Hakikat kelimesi, içerdiği anlamlarda hukuku, hakkı barındırdığı oranda 'hakkıyla hatırlamayı' da barındırıyor. Dolayısıyla bunların gerçekleşmesi bir ülkenin geleceğine güvenle bakabilmesi için şart. Devletin vatandaşlarına karşı Cumhuriyet tarihinden beri işlediği insanlık suçlarını, hak ihlallerini araştırarak, sağlıklı ve en doğru bilgilere ulaşmak, bugüne dek adaletten kaçırılan suçluların yargılanması yönünde yol almak, mağdurların tazmin edilebilmesini sağlamak, toplumsal hafızanın güçlenmesine katkıda bulunarak bir daha aynı hukuksuzlukların yaşanmamasına çalışmak gibi çok önemli bir amacı olacak bu merkezin.

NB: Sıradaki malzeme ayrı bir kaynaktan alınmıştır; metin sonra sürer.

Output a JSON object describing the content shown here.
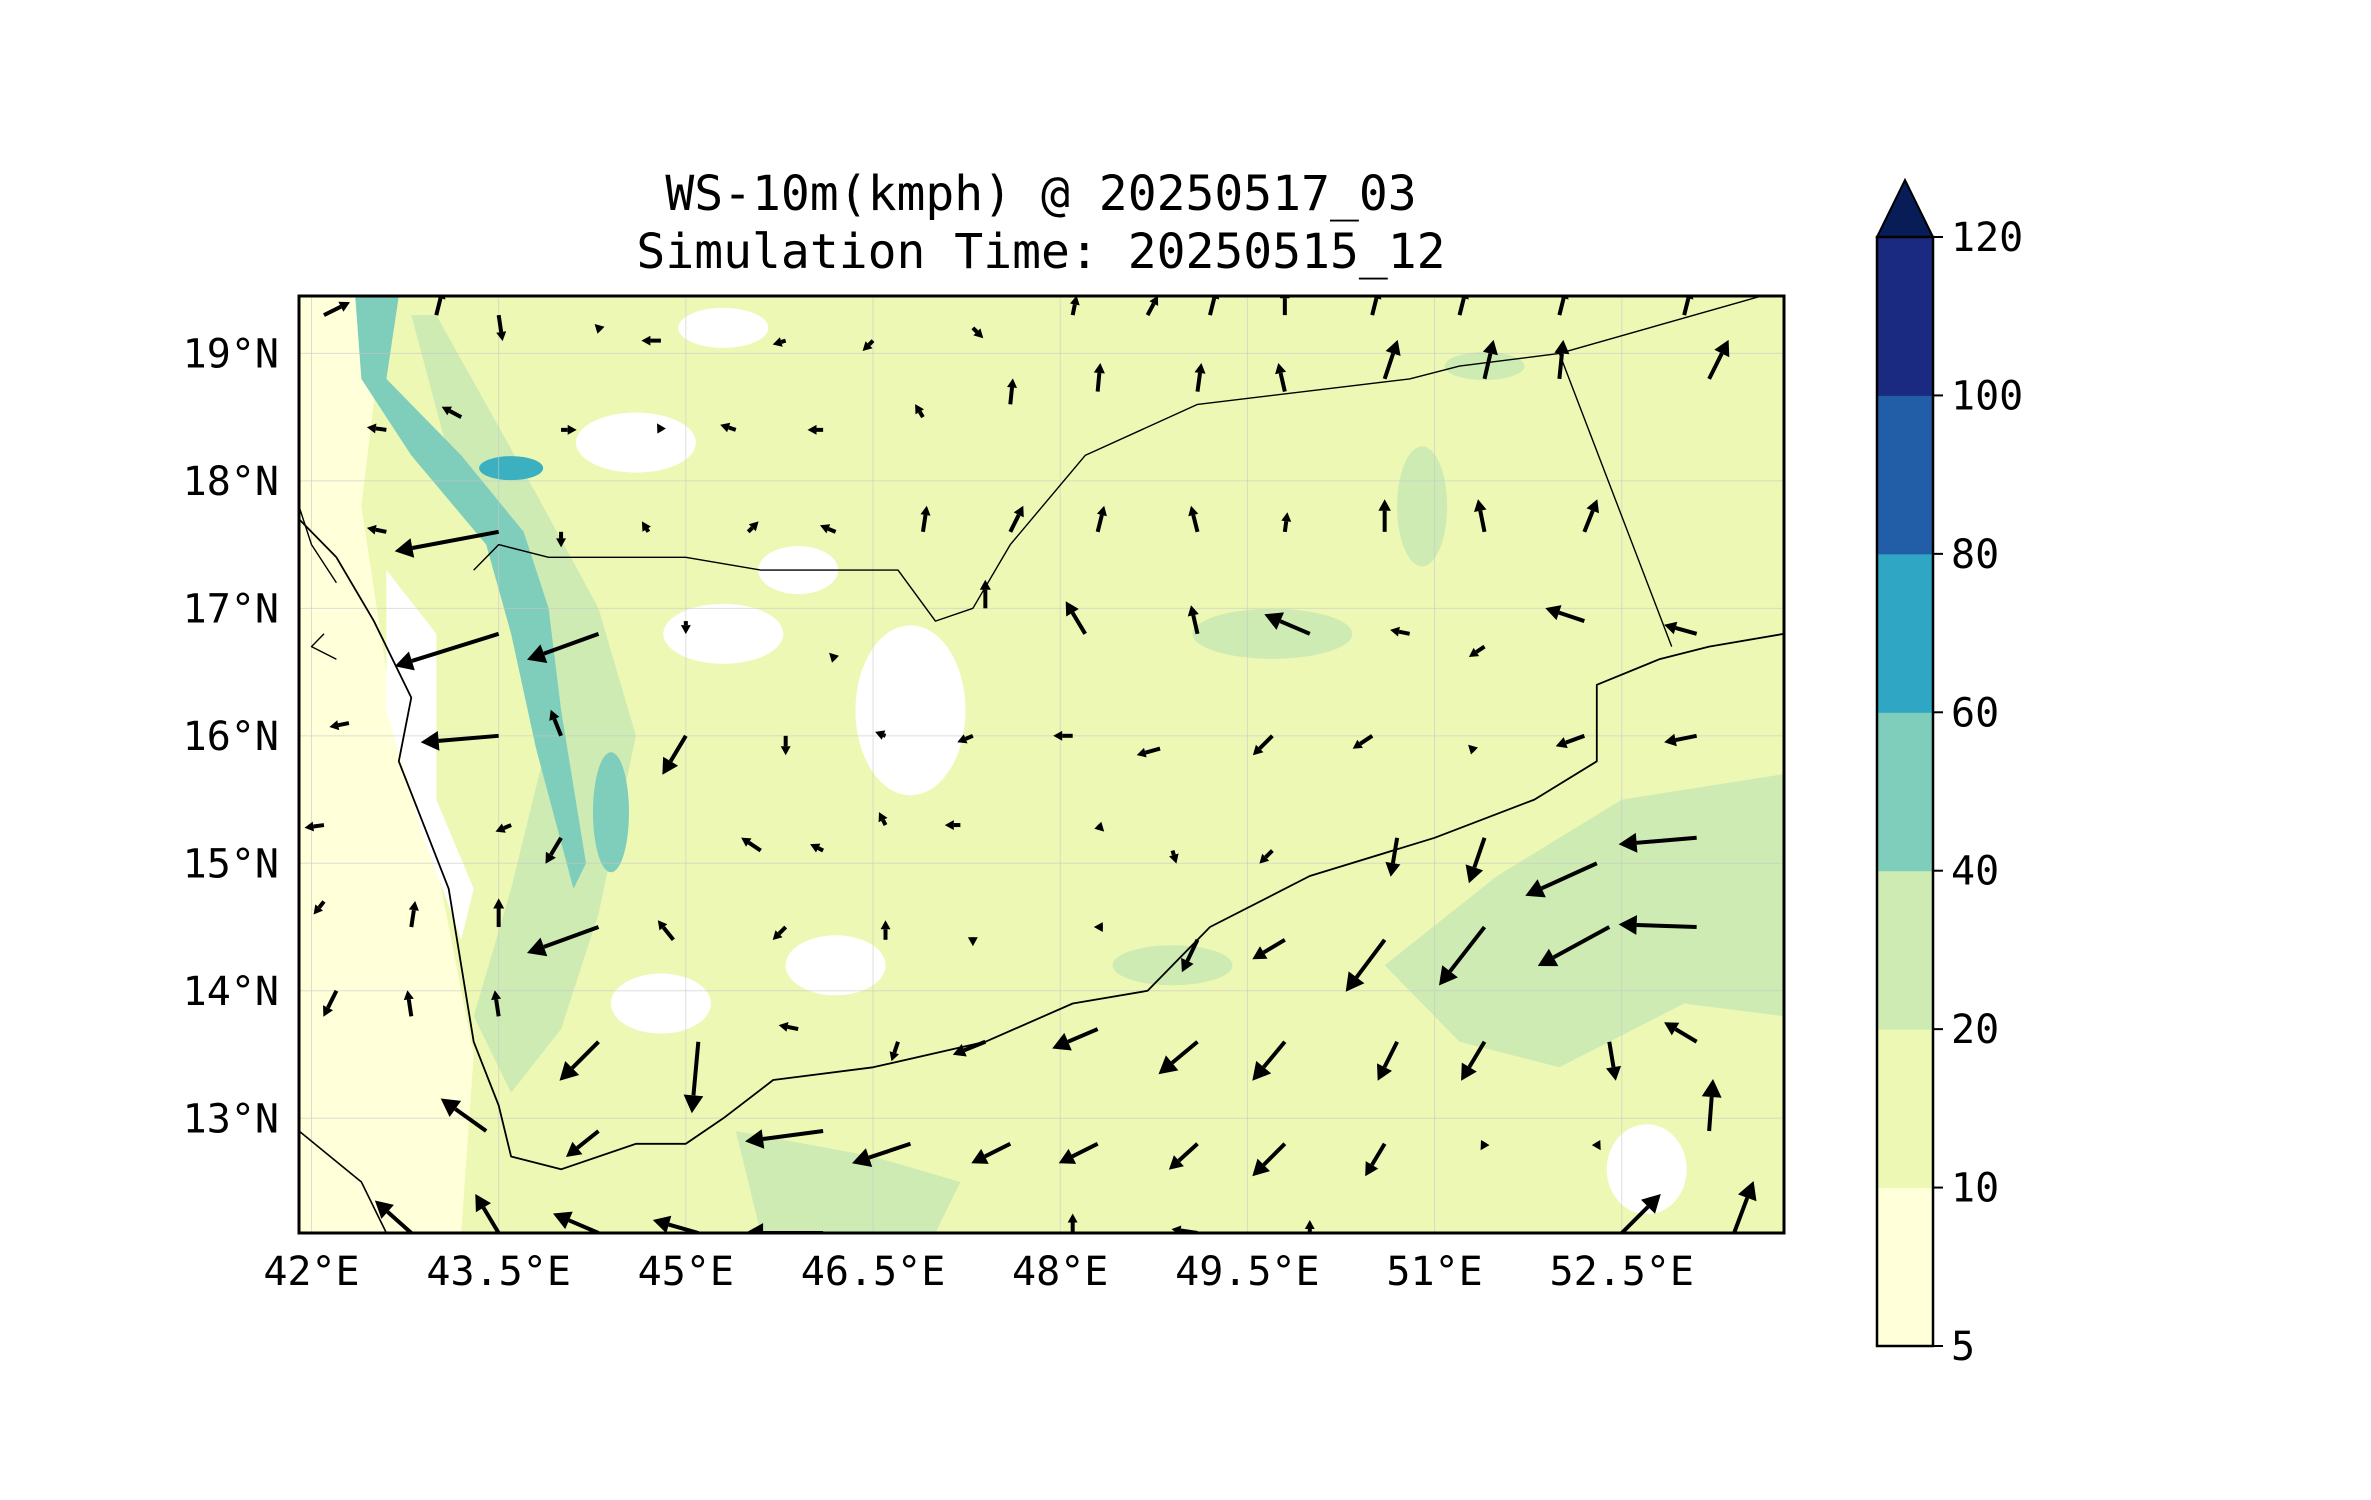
{
  "chart_data": {
    "type": "map-contour-with-wind-vectors",
    "title": "WS-10m(kmph) @ 20250517_03",
    "subtitle": "Simulation Time: 20250515_12",
    "x_ticks": [
      {
        "value": 42.0,
        "label": "42°E"
      },
      {
        "value": 43.5,
        "label": "43.5°E"
      },
      {
        "value": 45.0,
        "label": "45°E"
      },
      {
        "value": 46.5,
        "label": "46.5°E"
      },
      {
        "value": 48.0,
        "label": "48°E"
      },
      {
        "value": 49.5,
        "label": "49.5°E"
      },
      {
        "value": 51.0,
        "label": "51°E"
      },
      {
        "value": 52.5,
        "label": "52.5°E"
      }
    ],
    "y_ticks": [
      {
        "value": 13.0,
        "label": "13°N"
      },
      {
        "value": 14.0,
        "label": "14°N"
      },
      {
        "value": 15.0,
        "label": "15°N"
      },
      {
        "value": 16.0,
        "label": "16°N"
      },
      {
        "value": 17.0,
        "label": "17°N"
      },
      {
        "value": 18.0,
        "label": "18°N"
      },
      {
        "value": 19.0,
        "label": "19°N"
      }
    ],
    "lon_range": [
      41.9,
      53.8
    ],
    "lat_range": [
      12.1,
      19.45
    ],
    "colorbar": {
      "levels": [
        5,
        10,
        20,
        40,
        60,
        80,
        100,
        120
      ],
      "labels": [
        "5",
        "10",
        "20",
        "40",
        "60",
        "80",
        "100",
        "120"
      ],
      "colors": [
        "#ffffd9",
        "#eef8b5",
        "#cdebb3",
        "#7fcdbb",
        "#2ea6c4",
        "#225ea8",
        "#1a2a80"
      ],
      "extend_color": "#081d58",
      "extend": "max"
    },
    "field_colors": {
      "ocean": "#ffffff",
      "low": "#ffffd9",
      "mid": "#eef8b5",
      "high": "#cdebb3",
      "strong": "#7fcdbb"
    },
    "wind_vectors": [
      {
        "lon": 42.1,
        "lat": 19.3,
        "u": 20,
        "v": 10
      },
      {
        "lon": 43.0,
        "lat": 19.3,
        "u": 5,
        "v": 20
      },
      {
        "lon": 43.5,
        "lat": 19.3,
        "u": 3,
        "v": -20
      },
      {
        "lon": 44.3,
        "lat": 19.2,
        "u": -3,
        "v": 3
      },
      {
        "lon": 44.8,
        "lat": 19.1,
        "u": -15,
        "v": 0
      },
      {
        "lon": 45.8,
        "lat": 19.1,
        "u": -10,
        "v": -3
      },
      {
        "lon": 46.5,
        "lat": 19.1,
        "u": -8,
        "v": -8
      },
      {
        "lon": 47.3,
        "lat": 19.2,
        "u": 8,
        "v": -8
      },
      {
        "lon": 48.1,
        "lat": 19.3,
        "u": 3,
        "v": 15
      },
      {
        "lon": 48.7,
        "lat": 19.3,
        "u": 8,
        "v": 15
      },
      {
        "lon": 49.2,
        "lat": 19.3,
        "u": 5,
        "v": 20
      },
      {
        "lon": 49.8,
        "lat": 19.3,
        "u": 0,
        "v": 20
      },
      {
        "lon": 50.5,
        "lat": 19.3,
        "u": 5,
        "v": 20
      },
      {
        "lon": 51.2,
        "lat": 19.3,
        "u": 5,
        "v": 20
      },
      {
        "lon": 52.0,
        "lat": 19.3,
        "u": 5,
        "v": 20
      },
      {
        "lon": 53.0,
        "lat": 19.3,
        "u": 5,
        "v": 20
      },
      {
        "lon": 42.6,
        "lat": 18.4,
        "u": -15,
        "v": 2
      },
      {
        "lon": 43.2,
        "lat": 18.5,
        "u": -15,
        "v": 8
      },
      {
        "lon": 44.0,
        "lat": 18.4,
        "u": 12,
        "v": 0
      },
      {
        "lon": 44.8,
        "lat": 18.4,
        "u": -3,
        "v": 5
      },
      {
        "lon": 45.4,
        "lat": 18.4,
        "u": -12,
        "v": 4
      },
      {
        "lon": 46.1,
        "lat": 18.4,
        "u": -12,
        "v": 0
      },
      {
        "lon": 46.9,
        "lat": 18.5,
        "u": -6,
        "v": 10
      },
      {
        "lon": 47.6,
        "lat": 18.6,
        "u": 2,
        "v": 20
      },
      {
        "lon": 48.3,
        "lat": 18.7,
        "u": 2,
        "v": 22
      },
      {
        "lon": 49.1,
        "lat": 18.7,
        "u": 3,
        "v": 22
      },
      {
        "lon": 49.8,
        "lat": 18.7,
        "u": -5,
        "v": 22
      },
      {
        "lon": 50.6,
        "lat": 18.8,
        "u": 10,
        "v": 30
      },
      {
        "lon": 51.4,
        "lat": 18.8,
        "u": 7,
        "v": 30
      },
      {
        "lon": 52.0,
        "lat": 18.8,
        "u": 3,
        "v": 30
      },
      {
        "lon": 53.2,
        "lat": 18.8,
        "u": 15,
        "v": 30
      },
      {
        "lon": 42.6,
        "lat": 17.6,
        "u": -15,
        "v": 3
      },
      {
        "lon": 44.0,
        "lat": 17.6,
        "u": 0,
        "v": -12
      },
      {
        "lon": 44.7,
        "lat": 17.6,
        "u": -5,
        "v": 8
      },
      {
        "lon": 45.5,
        "lat": 17.6,
        "u": 8,
        "v": 8
      },
      {
        "lon": 46.2,
        "lat": 17.6,
        "u": -12,
        "v": 5
      },
      {
        "lon": 46.9,
        "lat": 17.6,
        "u": 3,
        "v": 20
      },
      {
        "lon": 47.6,
        "lat": 17.6,
        "u": 10,
        "v": 20
      },
      {
        "lon": 48.3,
        "lat": 17.6,
        "u": 5,
        "v": 20
      },
      {
        "lon": 49.1,
        "lat": 17.6,
        "u": -5,
        "v": 20
      },
      {
        "lon": 49.8,
        "lat": 17.6,
        "u": 2,
        "v": 15
      },
      {
        "lon": 50.6,
        "lat": 17.6,
        "u": 0,
        "v": 25
      },
      {
        "lon": 51.4,
        "lat": 17.6,
        "u": -5,
        "v": 25
      },
      {
        "lon": 52.2,
        "lat": 17.6,
        "u": 10,
        "v": 25
      },
      {
        "lon": 43.5,
        "lat": 17.6,
        "u": -80,
        "v": -15
      },
      {
        "lon": 43.5,
        "lat": 16.8,
        "u": -80,
        "v": -25
      },
      {
        "lon": 44.3,
        "lat": 16.8,
        "u": -55,
        "v": -20
      },
      {
        "lon": 43.5,
        "lat": 16.0,
        "u": -60,
        "v": -5
      },
      {
        "lon": 42.3,
        "lat": 16.1,
        "u": -15,
        "v": -3
      },
      {
        "lon": 42.1,
        "lat": 14.7,
        "u": -8,
        "v": -10
      },
      {
        "lon": 44.3,
        "lat": 14.5,
        "u": -55,
        "v": -20
      },
      {
        "lon": 44.0,
        "lat": 16.0,
        "u": -8,
        "v": 20
      },
      {
        "lon": 45.0,
        "lat": 16.0,
        "u": -18,
        "v": -30
      },
      {
        "lon": 44.0,
        "lat": 15.2,
        "u": -12,
        "v": -20
      },
      {
        "lon": 45.8,
        "lat": 16.0,
        "u": 0,
        "v": -15
      },
      {
        "lon": 45.0,
        "lat": 16.9,
        "u": 0,
        "v": -10
      },
      {
        "lon": 46.2,
        "lat": 16.6,
        "u": -5,
        "v": 5
      },
      {
        "lon": 47.4,
        "lat": 17.0,
        "u": 0,
        "v": 22
      },
      {
        "lon": 48.2,
        "lat": 16.8,
        "u": -15,
        "v": 25
      },
      {
        "lon": 49.1,
        "lat": 16.8,
        "u": -5,
        "v": 22
      },
      {
        "lon": 50.0,
        "lat": 16.8,
        "u": -35,
        "v": 15
      },
      {
        "lon": 50.8,
        "lat": 16.8,
        "u": -15,
        "v": 3
      },
      {
        "lon": 51.4,
        "lat": 16.7,
        "u": -12,
        "v": -8
      },
      {
        "lon": 52.2,
        "lat": 16.9,
        "u": -30,
        "v": 10
      },
      {
        "lon": 53.1,
        "lat": 16.8,
        "u": -25,
        "v": 7
      },
      {
        "lon": 46.6,
        "lat": 16.0,
        "u": -8,
        "v": 3
      },
      {
        "lon": 47.3,
        "lat": 16.0,
        "u": -12,
        "v": -5
      },
      {
        "lon": 48.1,
        "lat": 16.0,
        "u": -15,
        "v": 0
      },
      {
        "lon": 48.8,
        "lat": 15.9,
        "u": -18,
        "v": -5
      },
      {
        "lon": 49.7,
        "lat": 16.0,
        "u": -15,
        "v": -15
      },
      {
        "lon": 50.5,
        "lat": 16.0,
        "u": -15,
        "v": -10
      },
      {
        "lon": 51.3,
        "lat": 15.9,
        "u": -3,
        "v": 3
      },
      {
        "lon": 52.2,
        "lat": 16.0,
        "u": -22,
        "v": -8
      },
      {
        "lon": 53.1,
        "lat": 16.0,
        "u": -25,
        "v": -5
      },
      {
        "lon": 45.6,
        "lat": 15.1,
        "u": -15,
        "v": 10
      },
      {
        "lon": 46.1,
        "lat": 15.1,
        "u": -10,
        "v": 5
      },
      {
        "lon": 46.6,
        "lat": 15.3,
        "u": -5,
        "v": 10
      },
      {
        "lon": 47.2,
        "lat": 15.3,
        "u": -12,
        "v": 0
      },
      {
        "lon": 48.3,
        "lat": 15.3,
        "u": 5,
        "v": -5
      },
      {
        "lon": 48.9,
        "lat": 15.1,
        "u": 3,
        "v": -10
      },
      {
        "lon": 49.7,
        "lat": 15.1,
        "u": -10,
        "v": -10
      },
      {
        "lon": 50.7,
        "lat": 15.2,
        "u": -5,
        "v": -30
      },
      {
        "lon": 51.4,
        "lat": 15.2,
        "u": -12,
        "v": -35
      },
      {
        "lon": 53.1,
        "lat": 15.2,
        "u": -60,
        "v": -5
      },
      {
        "lon": 52.3,
        "lat": 15.0,
        "u": -55,
        "v": -25
      },
      {
        "lon": 42.1,
        "lat": 15.3,
        "u": -15,
        "v": -2
      },
      {
        "lon": 42.8,
        "lat": 14.5,
        "u": 3,
        "v": 20
      },
      {
        "lon": 43.5,
        "lat": 14.5,
        "u": 0,
        "v": 22
      },
      {
        "lon": 43.6,
        "lat": 15.3,
        "u": -12,
        "v": -5
      },
      {
        "lon": 44.9,
        "lat": 14.4,
        "u": -12,
        "v": 15
      },
      {
        "lon": 45.8,
        "lat": 14.5,
        "u": -10,
        "v": -10
      },
      {
        "lon": 46.6,
        "lat": 14.4,
        "u": 0,
        "v": 15
      },
      {
        "lon": 47.3,
        "lat": 14.4,
        "u": 0,
        "v": -5
      },
      {
        "lon": 48.3,
        "lat": 14.5,
        "u": -3,
        "v": 0
      },
      {
        "lon": 49.1,
        "lat": 14.4,
        "u": -12,
        "v": -25
      },
      {
        "lon": 49.8,
        "lat": 14.4,
        "u": -25,
        "v": -15
      },
      {
        "lon": 50.6,
        "lat": 14.4,
        "u": -30,
        "v": -40
      },
      {
        "lon": 51.4,
        "lat": 14.5,
        "u": -35,
        "v": -45
      },
      {
        "lon": 52.4,
        "lat": 14.5,
        "u": -55,
        "v": -30
      },
      {
        "lon": 53.1,
        "lat": 14.5,
        "u": -60,
        "v": 2
      },
      {
        "lon": 42.2,
        "lat": 14.0,
        "u": -10,
        "v": -20
      },
      {
        "lon": 42.8,
        "lat": 13.8,
        "u": -3,
        "v": 20
      },
      {
        "lon": 43.5,
        "lat": 13.8,
        "u": -3,
        "v": 20
      },
      {
        "lon": 44.3,
        "lat": 13.6,
        "u": -30,
        "v": -30
      },
      {
        "lon": 45.1,
        "lat": 13.6,
        "u": -5,
        "v": -55
      },
      {
        "lon": 45.9,
        "lat": 13.7,
        "u": -15,
        "v": 3
      },
      {
        "lon": 46.7,
        "lat": 13.6,
        "u": -5,
        "v": -15
      },
      {
        "lon": 47.4,
        "lat": 13.6,
        "u": -25,
        "v": -10
      },
      {
        "lon": 48.3,
        "lat": 13.7,
        "u": -35,
        "v": -15
      },
      {
        "lon": 49.1,
        "lat": 13.6,
        "u": -30,
        "v": -25
      },
      {
        "lon": 49.8,
        "lat": 13.6,
        "u": -25,
        "v": -30
      },
      {
        "lon": 50.7,
        "lat": 13.6,
        "u": -15,
        "v": -30
      },
      {
        "lon": 51.4,
        "lat": 13.6,
        "u": -18,
        "v": -30
      },
      {
        "lon": 52.4,
        "lat": 13.6,
        "u": 5,
        "v": -30
      },
      {
        "lon": 53.1,
        "lat": 13.6,
        "u": -25,
        "v": 15
      },
      {
        "lon": 53.2,
        "lat": 12.9,
        "u": 3,
        "v": 40
      },
      {
        "lon": 43.4,
        "lat": 12.9,
        "u": -35,
        "v": 25
      },
      {
        "lon": 44.3,
        "lat": 12.9,
        "u": -25,
        "v": -20
      },
      {
        "lon": 46.1,
        "lat": 12.9,
        "u": -60,
        "v": -8
      },
      {
        "lon": 46.8,
        "lat": 12.8,
        "u": -45,
        "v": -15
      },
      {
        "lon": 47.6,
        "lat": 12.8,
        "u": -30,
        "v": -15
      },
      {
        "lon": 48.3,
        "lat": 12.8,
        "u": -30,
        "v": -15
      },
      {
        "lon": 49.1,
        "lat": 12.8,
        "u": -22,
        "v": -20
      },
      {
        "lon": 49.8,
        "lat": 12.8,
        "u": -25,
        "v": -25
      },
      {
        "lon": 50.6,
        "lat": 12.8,
        "u": -15,
        "v": -25
      },
      {
        "lon": 51.4,
        "lat": 12.8,
        "u": -3,
        "v": -5
      },
      {
        "lon": 52.3,
        "lat": 12.8,
        "u": 3,
        "v": -5
      },
      {
        "lon": 42.8,
        "lat": 12.1,
        "u": -28,
        "v": 25
      },
      {
        "lon": 43.5,
        "lat": 12.1,
        "u": -18,
        "v": 30
      },
      {
        "lon": 44.3,
        "lat": 12.1,
        "u": -35,
        "v": 15
      },
      {
        "lon": 45.1,
        "lat": 12.1,
        "u": -35,
        "v": 10
      },
      {
        "lon": 46.1,
        "lat": 12.1,
        "u": -60,
        "v": 0
      },
      {
        "lon": 48.1,
        "lat": 12.1,
        "u": 0,
        "v": 15
      },
      {
        "lon": 49.1,
        "lat": 12.1,
        "u": -20,
        "v": 3
      },
      {
        "lon": 50.0,
        "lat": 12.1,
        "u": 0,
        "v": 10
      },
      {
        "lon": 52.5,
        "lat": 12.1,
        "u": 30,
        "v": 30
      },
      {
        "lon": 53.4,
        "lat": 12.1,
        "u": 15,
        "v": 40
      }
    ]
  }
}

Bir de müze ve anıtlar kurma meselesi var tabii. Her yıl Madımak katliamının yıldönümünde aynı kısır tartışmalarla birbirimizi tüketirken aklıma takılır hep: Nefreti ve intikam hissini körükleyen değil, ortak geleceği ve barışı amaçlayan müze ve anıtların (ortak bir dilin inşa edilmesiyle) kurulması imkânsız mıdır bu memlekette? İşte Meltem Aslan ve ekibinin geleceğimize dair böye 'rüya'ları da var.
Toplantıdaki izlenimlerimi sonraki yazıma bırakarak, 'giriş' bağlamında bir şeyler söylemeliyim önce...
Bugün toplumun geniş kesimlerinde 'geçmişle yüzleşmek', 'hakikat komisyonu' gibi söylemlere ne kadar antipatiyle bakıldığını defalarca test ettik. "Geçmişimiz o kadar karanlık mı ki" diyerek kendilerine bir suç atfedildiğinden yola çıkarak tepki duyar insanlar bu kelimeye karşı. 'Geçmişle karşılaşmak, buluşmak' gibi daha yumuşak bir tanım altında da zulümleri deşifre edebiliriz çok gerekirse. Böyle de hesap sorabiliriz yetkililerden.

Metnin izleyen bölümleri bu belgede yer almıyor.